— К вам начальник спецчасти и начальник режимной части, — пробасила секретарша, восемнадцатилетняя девяностокилограммовая красавица.
— Давай их сюда. — Струве снова сел на место, стараясь придать лицу выражение солидности и властности.
— Лицемер наглый, — в последний раз напомнил о себе командир роты, который не находился в подчинении у полковника.
Вошли начальники спецчасти и режимной части. Выяснилось, что исчезло дело осужденного Буслаева Василия Яковлевича, исчезли карточки с его фамилией из контролерской, продларька, санчасти, и так далее, и тому подобное, то есть получилось, что такого зека в списочном составе колонии нет, и, следовательно, никакого побега не было.
— Ура! — начал Струве, но осекся и четко проговорил: — Я догадывался, что так оно и получится.

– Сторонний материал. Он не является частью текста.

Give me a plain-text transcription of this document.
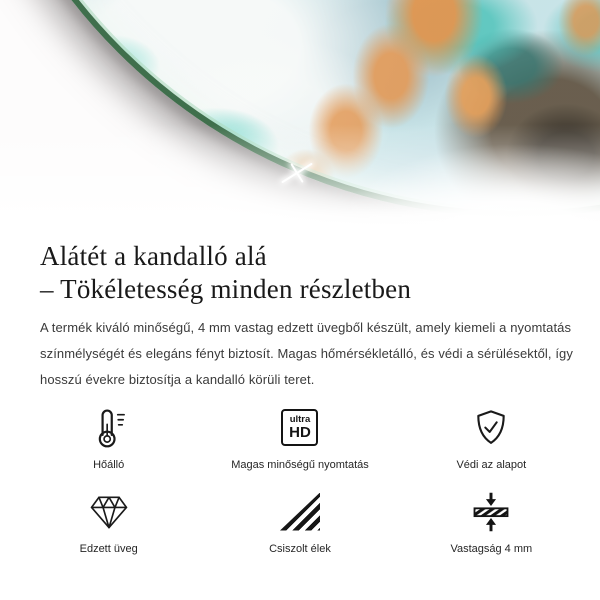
Alátét a kandalló alá
– Tökéletesség minden részletben

A termék kiváló minőségű, 4 mm vastag edzett üvegből készült, amely kiemeli a nyomtatás
színmélységét és elegáns fényt biztosít. Magas hőmérsékletálló, és védi a sérülésektől, így
hosszú évekre biztosítja a kandalló körüli teret.

Hőálló
ultra
HD
Magas minőségű nyomtatás	Védi az alapot
Edzett üveg	Csiszolt élek	Vastagság 4 mm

Но лучше всех выглядел сияющий командир роты охраны. Его фуражка не касалась головы, держась на кончиках вставших дыбом ушей, а сам он был похож на простого и невероятно симпатичного человека, неожиданно выигравшего крупный приз на «Поле чудес».
Савоев разбирал на столе бумаги, состоящие из бытовых жалоб жильцов подотчетного ему микрорайона.
Еще не зная, что наступает его звездный час, он взял из папки стандартный лист бумаги с жалобой от жильца, проживающего по улице Пальмиро Тольятти. Она была сухой и конкретной, как математическая формула, и принадлежала Носову Геннадию Геннадиевичу: «Рядом со мной в квартире 43 проживает Леонид Растович Светлогоров, он алкоголик и явный шизофреник. Прошу подвергнуть его медицинскому освидетельствованию».
«А то я не знаю, что Леня алкаш и псих, — раздраженно подумал Слава. — По-моему, об этом знает весь город», — но решил отправиться на улицу Тольятти и посоветовать Лене Носова покусать.
Поднявшись на второй этаж, Слава позвонил в квартиру 43, где проживал Леня Светлогоров, и почему-то почувствовал волнение. Дверь не открывали, и он позвонил еще раз, еще и еще. Рядом раздался щелчок, и из квартиры 44 вышел сухощавый, высокий, с лицом профессора математики человек.
— Я его уже два или три дня не вижу, — сказал он.
— От вас можно позвонить? — спросил Слава, чувствуя, как волнение сменяется какой-то зыбкой и ни на чем не основанной догадкой.
— Да, — не стал вдаваться в подробности Носов, внешностью напоминавший собственную жалобу.
— Степа, бери Игоря, и дуйте сюда, ко мне, на Тольятти, возле квартиры Лени Светлогорова, ты знаешь, где это, — не вдаваясь в подробности, проговорил в трубку Слава и услышал короткий ответ:
— Дуем…
Через некоторое время они стояли в большой комнате трехкомнатной квартиры Лени Светлогорова и смотрели на тело, болтавшееся в петле, прикрепленной к люстре. К своей рубашке Леня пришпилил булавкой записку. В ней сообщалось:
«Я напомнил людям о существовании людей и ушел домой. Каждый человек — история, деталь бесконечности. На кладбище лежат пласты людей-планет, но мы ничего не знаем о них. Изучайте мертвых и прощайте, через триста лет я вернусь и все проверю.
Художник-археолог, проверяющий правила земной и небесной жизни, Леня Светлогоров».
К стенам почти пустой комнаты были прислонены картины в грубых рамках. Вот хоронят Ольгу Останскую — четко выписаны лица вокруг могилы и гроб, уплывающий в нее. Вот вторичное, послемогильное, появление Ольги. Леня вложил в это второе появление как бы легкий проблеск ни на что не рассчитывающей надежды. Вот уродливая маска смерти на лице Любы Савеловой, Леня нарисовал еще одну Любу, стоящую среди провожающих и оплакивающую саму себя и свое уродство. Света Баландина на одной картине кокетливо и артистично стояла у куста жасмина, а на второй лежала в сквере завода «Красный котельщик» мертвая.
— Так он, оказывается, и был тем извращенцем-труповыкапывателем! — В полной тишине скрипучий от негодования голос соседа Носова прозвучал как карканье.
Степа Басенок пренебрежительно взглянул на него:
— Заткнитесь лучше. — И объяснил: — Он был вторым, и улучшенным, воплощением Сальвадора Дали.